Derrière l’IA, la question de la rentabilité reste omniprésente
Si l’intelligence artificielle capte aujourd’hui une grande partie de l’attention, les échanges ont également mis en lumière des préoccupations beaucoup plus immédiates. La question des loyers a ainsi occupé une place importante lors des discussions avec la salle. Pour Sébastien Bismuth, le sujet reste gérable dès lors que l’équation économique fonctionne. Le dirigeant estime que des accords équilibrés peuvent être trouvés avec les bailleurs lorsque les enseignes affichent des performances satisfaisantes. Le constat est plus nuancé du côté d’Intersport. Gérard Leclerc rappelle que certains formats sont particulièrement exposés à la hausse des coûts immobiliers et que l’équilibre économique de la distribution reste sous pression. Aude Hélias estime également que les prochaines années pourraient accélérer les mouvements de concentration déjà à l’œuvre dans le commerce spécialisé. Selon elle, les enseignes devront parfois prendre des décisions difficiles concernant les points de vente les moins performants afin de préserver l’équilibre économique de leurs réseaux. Cette préoccupation économique se retrouve également chez Easy Cash. Anne-Catherine Pechinot observe ainsi une baisse du trafic dans certains magasins situés en périphérie, particulièrement dans les zones où le pouvoir d’achat est le plus contraint. Cette baisse de fréquentation ne se traduit toutefois pas automatiquement par une dégradation de l’activité. La présidente d’Easy Cash constate au contraire une amélioration du taux de transformation. Les consommateurs préparent davantage leurs achats en amont, repèrent les produits sur internet avant de se déplacer et viennent en magasin avec une intention d’achat plus affirmée. « Quand le client vient, il est allé repérer le produit auparavant sur le site internet », explique-t-elle. Une évolution qui illustre la montée d’une consommation plus réfléchie, où le déplacement en magasin répond davantage à un besoin identifié qu’à une simple démarche de flânerie commerciale.

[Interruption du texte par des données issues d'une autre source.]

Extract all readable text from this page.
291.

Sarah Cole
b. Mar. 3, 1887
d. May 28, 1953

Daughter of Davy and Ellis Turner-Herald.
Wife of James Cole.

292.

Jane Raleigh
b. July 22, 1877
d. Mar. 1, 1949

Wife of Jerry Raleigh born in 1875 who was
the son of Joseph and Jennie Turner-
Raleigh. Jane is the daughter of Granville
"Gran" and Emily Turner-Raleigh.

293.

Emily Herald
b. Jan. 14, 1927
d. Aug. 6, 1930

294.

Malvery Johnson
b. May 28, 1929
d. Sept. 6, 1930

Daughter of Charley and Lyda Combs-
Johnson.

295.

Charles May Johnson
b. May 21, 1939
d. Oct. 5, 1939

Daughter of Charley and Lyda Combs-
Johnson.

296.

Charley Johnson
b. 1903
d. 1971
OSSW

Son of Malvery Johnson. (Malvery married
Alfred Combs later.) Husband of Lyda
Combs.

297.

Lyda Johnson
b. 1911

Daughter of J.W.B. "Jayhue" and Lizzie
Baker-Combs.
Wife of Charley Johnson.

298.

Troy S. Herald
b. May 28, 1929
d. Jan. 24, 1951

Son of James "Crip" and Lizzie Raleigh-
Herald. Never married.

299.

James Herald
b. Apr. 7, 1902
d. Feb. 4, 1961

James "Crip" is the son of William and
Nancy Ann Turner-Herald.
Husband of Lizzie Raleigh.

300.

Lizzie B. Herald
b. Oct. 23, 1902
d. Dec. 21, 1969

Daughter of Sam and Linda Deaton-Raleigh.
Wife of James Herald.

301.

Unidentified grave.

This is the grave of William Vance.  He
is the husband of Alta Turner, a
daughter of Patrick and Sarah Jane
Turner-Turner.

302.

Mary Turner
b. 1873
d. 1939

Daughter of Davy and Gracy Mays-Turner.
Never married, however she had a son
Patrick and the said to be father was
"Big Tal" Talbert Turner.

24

Sur l’intelligence artificielle, Sébastien Bismuth appelle également à éviter les effets de mode. S’il reconnaît le potentiel de ces technologies, il rappelle que de nombreuses entreprises restent encore dans une phase d’expérimentation. Selon lui, l’enjeu consiste à trouver le bon rythme d’adoption afin de ne pas multiplier les investissements dans des solutions rapidement dépassées. Derrière leurs différences, les cinq dirigeants ont finalement convergé sur un point : le commerce ne se résume ni à une technologie, ni à un format de magasin, ni à un modèle économique unique. Entre le modèle coopératif d’Intersport, la seconde main d’Easy Cash, les commerçants indépendants de Synalia, les marques du Groupe Etam ou encore l’évolution engagée par Celio, les échanges ont surtout montré qu’il n’existe pas de trajectoire unique pour réussir dans le commerce. Une conviction que Sébastien Bismuth a résumée en une formule : « Il n’y a pas une réponse. Il y a plein de commerces ».